Ogwumike sisters help Stanford's basketball team excel


Nneka tried not to influence her sister Chiney's choice of where she wanted to go to college. So Chinay made the logical choice.

"I viewed her as a possible teammate, only to be fair to the decision. But I also took into consideration having a sister there would be beneficial," said Chiney.

Once the decision was made, the big sister factor kicked in.

"She has a leg up on a few people because of me helping her and guiding her thru the freshman experience," said Nneka.

"I've got a 24-hour personal coach on and off the court," said Chiney.

There are advantages in communicating with a sibling on the court.

"The coaches call it twin speak. There's a different language going on that people don't really understand," said Chiney.

Even though they are not twins, there have been some confusing moments.
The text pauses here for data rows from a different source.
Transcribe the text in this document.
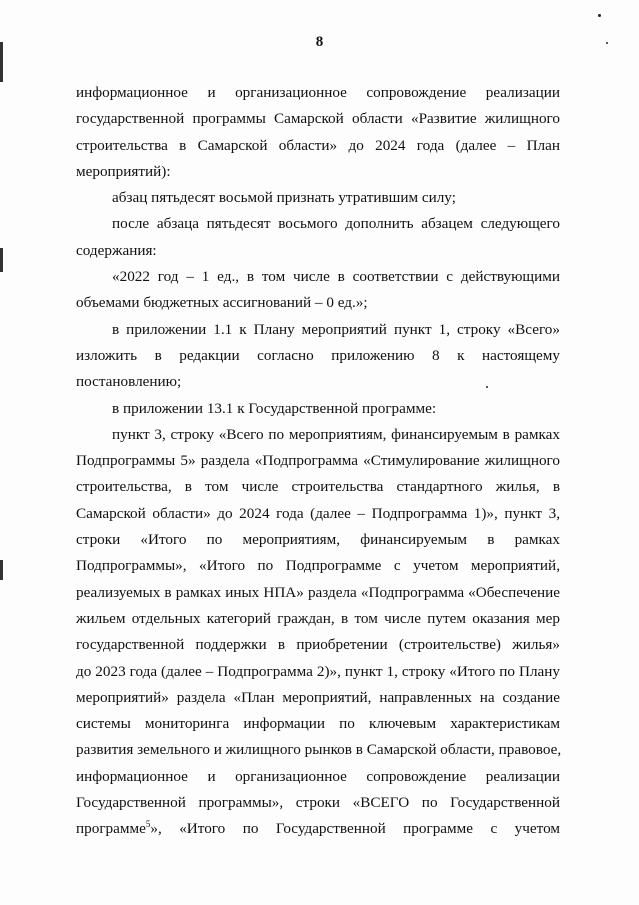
8
информационное и организационное сопровождение реализации
государственной программы Самарской области «Развитие жилищного
строительства в Самарской области» до 2024 года (далее – План
мероприятий):
абзац пятьдесят восьмой признать утратившим силу;
после абзаца пятьдесят восьмого дополнить абзацем следующего
содержания:
«2022 год – 1 ед., в том числе в соответствии с действующими
объемами бюджетных ассигнований – 0 ед.»;
в приложении 1.1 к Плану мероприятий пункт 1, строку «Всего»
изложить в редакции согласно приложению 8 к настоящему
постановлению;
в приложении 13.1 к Государственной программе:
пункт 3, строку «Всего по мероприятиям, финансируемым в рамках
Подпрограммы 5» раздела «Подпрограмма «Стимулирование жилищного
строительства, в том числе строительства стандартного жилья, в
Самарской области» до 2024 года (далее – Подпрограмма 1)», пункт 3,
строки «Итого по мероприятиям, финансируемым в рамках
Подпрограммы», «Итого по Подпрограмме с учетом мероприятий,
реализуемых в рамках иных НПА» раздела «Подпрограмма «Обеспечение
жильем отдельных категорий граждан, в том числе путем оказания мер
государственной поддержки в приобретении (строительстве) жилья»
до 2023 года (далее – Подпрограмма 2)», пункт 1, строку «Итого по Плану
мероприятий» раздела «План мероприятий, направленных на создание
системы мониторинга информации по ключевым характеристикам
развития земельного и жилищного рынков в Самарской области, правовое,
информационное и организационное сопровождение реализации
Государственной программы», строки «ВСЕГО по Государственной
программе$^5$», «Итого по Государственной программе с учетом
"Early on in the year, yes and actually Chinay and I think they've been giving some of my stats to her," said Nneka.

Chiney agreed that might be true.

Nneka also helped Chiney learn to adjust to the college game and their head coach.

"Honestly, I had to warn Tara that she had a handful with Chiney," said Nneka.

"Chiney's just a little bit more of a free spirit, but their wonderful to work with. They've brought a great sisterhood to our team, I love coaching both of them," said Stanford head coach Tara VanDerveer.

Winning an NCAA title together would be as cool as being teammates.

"It's just real fun to share such special experiences with someone this close," said Nneka.

But when asked if Nneka wanted her sister as a roommate, she joked, "not yet."